On Friday 29th November at 09:02 we experienced a database failure on our master node, hosted on AWS Aurora. We are still looking into the root cause of this failure. While we operate multiple database nodes, hosted across 3 different availability zones (data centres), the master node is required for transactional processing and therefore was causing instability.
We operate hot replicas of our database at all times, allowing us to switch to them should an issue occur. This should have occurred automatically by our cloud monitoring system, but in this instance was not trigged. We manually intervened and forced a failover to the nominated replica server.
This failover process has been rehearsed and performed on multiple occasions and usually takes 1-2 minutes maximum.
The new node was promoted, along with 2 additional replicas to replace the failed node within a few minutes. At this point we realised our Web and API clusters were not connecting to the new database nodes, which were now available and online.
We had more than enough capacity to serve all the traffic we were receiving. However, our Web and API servers were now failing as they could not connect to the database, due to them persisting to hold connections to the old node.
To rectify this issue, we initiated a rolling restart of all servers, to force them to query the new database nodes and reconnect. This unfortunately took far too long, as during the restart, a configuration file we receive from AWS had an error, which prevented the servers from rebooting.
We rectified the issue with the configuration file manually and reinitiated the restart, which brought traffic back online to our Web servers and API by 09:35am
At this point our website and App were back up, we could see sales were flowing. Response times were normal.
A few minutes later, we received notification that web checkout transactions were failing. One of our API clusters had not recovered fully, which was responsible for some web transactions. We initiated another rolling restart of these servers, which did not resolve the issue after the restart.
In the case of a total failure of a server cluster, we have several routes to recover, such as pushing traffic to other clusters, which we initiated. These do take some time, as we have to wait for DNS updates, Load Balancers to bring up new clusters, etc. Due to the time taken to initiate various of these backup routes, plus time taken to troubleshoot the issue, we finally restored full processing at 10:32am
Skiddle host our website and infrastructure on Amazon Web Services. We are very experienced in handling large onsales for many high profile clients, and had perfect site uptime of 100% for over 3 months previous to this outage.

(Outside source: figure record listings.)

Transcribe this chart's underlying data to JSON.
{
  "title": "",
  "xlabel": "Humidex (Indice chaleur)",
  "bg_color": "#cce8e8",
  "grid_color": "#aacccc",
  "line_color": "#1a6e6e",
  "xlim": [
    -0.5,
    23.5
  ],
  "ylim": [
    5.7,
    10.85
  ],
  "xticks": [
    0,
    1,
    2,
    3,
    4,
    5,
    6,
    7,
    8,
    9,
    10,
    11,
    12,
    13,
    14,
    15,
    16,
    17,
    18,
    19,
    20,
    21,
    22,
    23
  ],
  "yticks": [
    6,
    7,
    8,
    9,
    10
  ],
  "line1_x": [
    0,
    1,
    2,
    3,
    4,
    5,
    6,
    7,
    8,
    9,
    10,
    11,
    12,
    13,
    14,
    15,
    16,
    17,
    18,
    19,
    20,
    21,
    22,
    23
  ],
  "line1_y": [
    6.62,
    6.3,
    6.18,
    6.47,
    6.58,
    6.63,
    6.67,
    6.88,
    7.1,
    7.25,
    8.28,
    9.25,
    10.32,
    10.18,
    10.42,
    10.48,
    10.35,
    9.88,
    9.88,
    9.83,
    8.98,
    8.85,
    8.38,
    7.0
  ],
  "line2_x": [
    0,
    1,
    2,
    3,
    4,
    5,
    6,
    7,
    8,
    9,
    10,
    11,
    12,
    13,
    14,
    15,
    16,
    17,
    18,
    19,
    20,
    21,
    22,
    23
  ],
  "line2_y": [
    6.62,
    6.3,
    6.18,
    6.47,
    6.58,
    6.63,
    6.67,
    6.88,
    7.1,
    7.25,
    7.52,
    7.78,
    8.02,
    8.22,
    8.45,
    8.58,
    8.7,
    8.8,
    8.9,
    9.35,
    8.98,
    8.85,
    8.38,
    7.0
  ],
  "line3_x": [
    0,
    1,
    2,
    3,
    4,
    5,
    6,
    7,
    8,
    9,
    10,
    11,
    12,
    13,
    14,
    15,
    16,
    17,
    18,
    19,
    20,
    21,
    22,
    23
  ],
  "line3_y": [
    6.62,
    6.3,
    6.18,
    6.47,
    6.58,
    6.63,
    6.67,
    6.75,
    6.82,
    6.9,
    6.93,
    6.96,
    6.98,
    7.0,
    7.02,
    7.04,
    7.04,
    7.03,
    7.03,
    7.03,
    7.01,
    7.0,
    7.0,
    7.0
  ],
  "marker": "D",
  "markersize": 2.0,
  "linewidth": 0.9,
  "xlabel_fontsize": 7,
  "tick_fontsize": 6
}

We pride ourselves in ensuring our platform is always available, and invest heavily in this area. We understand that if our platform isn’t available, your events can’t sell.
On this occasion we let you down. While we had multiple recovery and backups systems running and ready to go, unforeseen issues caused these to fail. Our capacity planning was good, but we failed to predict the issue that occurred and it took us too long to recover from it.
What went well
What we need to improve
Since our downtime
We have already improved our status page, which is available at https://skiddle.statuspage.io/ we’ve improved our internal processes to ensure this is kept up-to-date at all times. We’ve also built new emergency restart systems which are much faster and are not susceptible to errors from third parties. We are continuing to investigate the issues with clusters not respecting the new database configurations.